First District U.S. House Rep. Tim Walz sits down with area residents Tuesday at Riverland Community College to discuss the federal deficit. -- Brandi Hagen/Albert Lea Tribune

Archived Story

Walz calls for balanced approach to deficit

Published 2:51pm Tuesday, January 29, 2013

Congress must take a balanced approach to reducing the federal deficit, said 1st District U.S. House Rep. Tim Walz in Albert Lea on Tuesday.

Walz, DFL-Mankato, said this would include reducing the deficit through cuts, proposals to make sure the government operates more efficiently and tax reform that closes loopholes.

“Right now the not making decisions is causing great angst amongst investors,” Walz said. “It’s causing angst among the public.”

Walz’s remarks came during a town hall meeting at Riverland Community College set up to solicit feedback about the deficit from area residents.

First District U.S. House Rep. Tim Walz makes his way around a room at Riverland Community College Tuesday speaking with groups of residents about the federal deficit.

Divided into small groups, attendees got the chance to discuss which areas of the budget they would cut or add spending. The workshop was facilitated through The Concord Coalition, a nonpartisan, grassroots organization set up to advocate responsible fiscal policy.

Each group was given 10 ways they could change the budget. After talking out each option, the members in the group had to vote whether they would enact the change.

Some of the options included freezing discretionary spending at 2008 levels, reducing specified domestic spending, reducing specified defense spending, repealing the health care reform law passed in 2010 or reducing Social Security spending.

It proved to be a challenge for many groups to reach a consensus on all 10 areas.

Sara Imhof, the midwest regional director for the Concord Coalition, speaks to a crowd of about 40 at Riverland Community College Tuesday in Albert Lea.

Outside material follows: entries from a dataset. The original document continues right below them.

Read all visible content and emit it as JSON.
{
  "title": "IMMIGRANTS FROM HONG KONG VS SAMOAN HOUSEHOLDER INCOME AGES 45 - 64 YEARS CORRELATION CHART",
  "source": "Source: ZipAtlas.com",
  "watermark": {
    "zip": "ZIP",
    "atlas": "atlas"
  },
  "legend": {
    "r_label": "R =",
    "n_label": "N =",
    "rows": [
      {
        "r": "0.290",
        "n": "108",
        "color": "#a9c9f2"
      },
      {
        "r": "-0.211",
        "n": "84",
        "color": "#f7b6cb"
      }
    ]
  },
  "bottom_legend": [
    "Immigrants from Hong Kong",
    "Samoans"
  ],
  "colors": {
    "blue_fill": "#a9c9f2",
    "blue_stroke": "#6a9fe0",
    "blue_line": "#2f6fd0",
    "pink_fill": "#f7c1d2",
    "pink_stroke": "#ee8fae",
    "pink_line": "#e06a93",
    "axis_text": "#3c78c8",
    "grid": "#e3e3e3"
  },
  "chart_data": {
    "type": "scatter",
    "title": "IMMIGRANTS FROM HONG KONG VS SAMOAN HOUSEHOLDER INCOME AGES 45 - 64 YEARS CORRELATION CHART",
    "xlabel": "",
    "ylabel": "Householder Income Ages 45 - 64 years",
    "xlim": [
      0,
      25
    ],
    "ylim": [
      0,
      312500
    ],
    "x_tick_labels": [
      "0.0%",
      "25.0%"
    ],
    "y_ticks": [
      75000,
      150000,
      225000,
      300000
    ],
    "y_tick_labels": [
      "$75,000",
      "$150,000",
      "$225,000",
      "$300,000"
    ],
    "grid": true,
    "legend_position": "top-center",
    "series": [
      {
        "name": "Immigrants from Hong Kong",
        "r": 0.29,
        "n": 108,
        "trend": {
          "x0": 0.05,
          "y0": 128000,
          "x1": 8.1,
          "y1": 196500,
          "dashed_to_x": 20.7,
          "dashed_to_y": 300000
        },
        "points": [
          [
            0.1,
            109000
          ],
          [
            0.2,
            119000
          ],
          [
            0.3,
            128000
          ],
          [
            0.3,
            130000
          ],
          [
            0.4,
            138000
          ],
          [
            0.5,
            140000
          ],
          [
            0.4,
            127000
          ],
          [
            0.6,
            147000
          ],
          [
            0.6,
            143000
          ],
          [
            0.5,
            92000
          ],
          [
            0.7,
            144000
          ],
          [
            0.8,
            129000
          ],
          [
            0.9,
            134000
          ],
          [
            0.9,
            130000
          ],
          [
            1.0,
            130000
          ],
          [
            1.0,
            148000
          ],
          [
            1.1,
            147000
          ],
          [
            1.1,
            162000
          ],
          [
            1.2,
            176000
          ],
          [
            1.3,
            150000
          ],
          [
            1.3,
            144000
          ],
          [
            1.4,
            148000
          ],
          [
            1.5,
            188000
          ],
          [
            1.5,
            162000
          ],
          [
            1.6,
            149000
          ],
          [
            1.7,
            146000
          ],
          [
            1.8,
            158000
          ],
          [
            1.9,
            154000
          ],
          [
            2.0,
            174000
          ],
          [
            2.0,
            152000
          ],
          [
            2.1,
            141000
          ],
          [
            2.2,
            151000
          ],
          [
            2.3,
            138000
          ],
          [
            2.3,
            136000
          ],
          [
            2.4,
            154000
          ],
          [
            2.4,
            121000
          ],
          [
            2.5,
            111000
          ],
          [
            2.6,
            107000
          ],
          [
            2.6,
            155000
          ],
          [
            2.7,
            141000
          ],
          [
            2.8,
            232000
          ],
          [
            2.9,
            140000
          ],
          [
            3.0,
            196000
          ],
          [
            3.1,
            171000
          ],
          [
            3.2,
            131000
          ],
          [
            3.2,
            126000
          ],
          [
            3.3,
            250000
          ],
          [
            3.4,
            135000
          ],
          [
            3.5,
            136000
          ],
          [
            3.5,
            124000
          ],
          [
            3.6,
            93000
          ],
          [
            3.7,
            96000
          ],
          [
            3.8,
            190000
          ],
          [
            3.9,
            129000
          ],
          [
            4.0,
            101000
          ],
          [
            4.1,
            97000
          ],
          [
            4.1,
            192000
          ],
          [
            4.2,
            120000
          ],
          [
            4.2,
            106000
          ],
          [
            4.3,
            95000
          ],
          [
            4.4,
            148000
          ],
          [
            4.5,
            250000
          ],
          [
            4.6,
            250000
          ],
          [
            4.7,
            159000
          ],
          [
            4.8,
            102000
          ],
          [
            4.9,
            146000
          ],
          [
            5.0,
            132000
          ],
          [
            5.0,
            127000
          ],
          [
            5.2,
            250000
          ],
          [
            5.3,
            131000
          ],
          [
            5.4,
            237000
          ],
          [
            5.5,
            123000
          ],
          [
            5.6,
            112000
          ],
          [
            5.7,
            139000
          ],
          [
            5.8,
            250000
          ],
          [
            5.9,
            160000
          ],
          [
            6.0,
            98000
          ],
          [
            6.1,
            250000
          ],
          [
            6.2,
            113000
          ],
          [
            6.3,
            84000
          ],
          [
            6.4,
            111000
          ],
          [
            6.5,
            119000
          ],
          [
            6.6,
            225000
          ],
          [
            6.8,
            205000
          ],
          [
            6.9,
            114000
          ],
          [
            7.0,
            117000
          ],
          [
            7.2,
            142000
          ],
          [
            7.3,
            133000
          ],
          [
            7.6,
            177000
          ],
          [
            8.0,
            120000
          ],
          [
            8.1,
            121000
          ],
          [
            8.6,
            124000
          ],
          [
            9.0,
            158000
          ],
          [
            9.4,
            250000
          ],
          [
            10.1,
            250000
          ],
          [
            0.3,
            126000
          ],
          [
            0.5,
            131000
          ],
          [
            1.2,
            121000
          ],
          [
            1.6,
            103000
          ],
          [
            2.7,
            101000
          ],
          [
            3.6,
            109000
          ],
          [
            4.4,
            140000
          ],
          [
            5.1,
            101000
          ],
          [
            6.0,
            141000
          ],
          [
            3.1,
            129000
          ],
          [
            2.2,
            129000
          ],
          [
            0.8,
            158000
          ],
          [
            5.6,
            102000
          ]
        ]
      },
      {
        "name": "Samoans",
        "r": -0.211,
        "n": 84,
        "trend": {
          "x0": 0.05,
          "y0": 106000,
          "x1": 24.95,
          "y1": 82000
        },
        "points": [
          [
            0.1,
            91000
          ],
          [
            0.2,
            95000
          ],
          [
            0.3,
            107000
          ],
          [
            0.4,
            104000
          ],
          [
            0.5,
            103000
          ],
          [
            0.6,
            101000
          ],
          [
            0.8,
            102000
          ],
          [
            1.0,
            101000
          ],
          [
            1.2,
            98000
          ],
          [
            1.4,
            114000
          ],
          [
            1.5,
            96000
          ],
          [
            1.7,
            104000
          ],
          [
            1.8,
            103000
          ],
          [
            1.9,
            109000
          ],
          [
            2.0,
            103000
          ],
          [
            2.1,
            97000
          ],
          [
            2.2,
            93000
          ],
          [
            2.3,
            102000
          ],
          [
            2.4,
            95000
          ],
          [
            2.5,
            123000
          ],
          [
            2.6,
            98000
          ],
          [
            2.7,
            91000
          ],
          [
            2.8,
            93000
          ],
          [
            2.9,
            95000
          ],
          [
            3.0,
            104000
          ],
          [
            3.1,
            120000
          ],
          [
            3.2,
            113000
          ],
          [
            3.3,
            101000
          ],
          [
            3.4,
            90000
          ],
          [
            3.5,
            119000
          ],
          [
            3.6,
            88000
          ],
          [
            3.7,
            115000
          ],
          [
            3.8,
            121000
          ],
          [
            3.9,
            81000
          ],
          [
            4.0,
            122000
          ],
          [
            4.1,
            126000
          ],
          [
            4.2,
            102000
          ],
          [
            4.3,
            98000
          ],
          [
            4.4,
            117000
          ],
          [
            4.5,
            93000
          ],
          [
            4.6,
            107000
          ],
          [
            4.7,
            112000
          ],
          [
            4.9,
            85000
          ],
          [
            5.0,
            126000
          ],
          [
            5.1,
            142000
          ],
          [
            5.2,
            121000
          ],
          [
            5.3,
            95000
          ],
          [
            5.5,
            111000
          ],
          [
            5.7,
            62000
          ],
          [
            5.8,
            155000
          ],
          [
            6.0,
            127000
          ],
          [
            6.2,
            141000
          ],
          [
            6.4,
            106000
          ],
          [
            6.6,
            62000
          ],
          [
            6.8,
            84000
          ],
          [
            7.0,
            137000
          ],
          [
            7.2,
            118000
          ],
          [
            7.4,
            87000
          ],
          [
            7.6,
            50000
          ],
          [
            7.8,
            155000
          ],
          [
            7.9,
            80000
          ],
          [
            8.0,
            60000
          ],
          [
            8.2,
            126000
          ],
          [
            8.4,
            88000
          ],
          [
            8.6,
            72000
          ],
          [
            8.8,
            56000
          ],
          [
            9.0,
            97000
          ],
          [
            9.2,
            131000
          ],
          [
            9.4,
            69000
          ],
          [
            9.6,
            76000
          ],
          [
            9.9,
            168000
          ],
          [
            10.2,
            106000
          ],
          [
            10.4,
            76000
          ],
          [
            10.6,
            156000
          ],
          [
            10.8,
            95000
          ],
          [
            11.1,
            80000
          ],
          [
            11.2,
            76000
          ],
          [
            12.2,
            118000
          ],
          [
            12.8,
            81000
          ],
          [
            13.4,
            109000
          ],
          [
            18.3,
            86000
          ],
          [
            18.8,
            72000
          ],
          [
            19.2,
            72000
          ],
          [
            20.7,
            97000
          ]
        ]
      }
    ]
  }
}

“It’s very, very difficult,” said Bonnie Swenson, who works with veteran employment services through the Minnesota Department of Employment and Economic Development. “It’s six of us sitting at a table, and we couldn’t agree. They have to have 218 in the House.”

Most groups opposed reducing Social Security spending, while they were split on other issues.

Walz said the differences in opinions during the room were similar to what takes place in Congress, but he noted that it is these differences that lead to good policy.

He said having input from both sides of the aisle are what leads to long-lasting change.

“These are not Republican or Democrat problems,” said Sara Imhof, Midwest regional director and policy analysts for The Concord Coalition.

Imhof said the solution to resolving the deficit will be a bipartisan approach.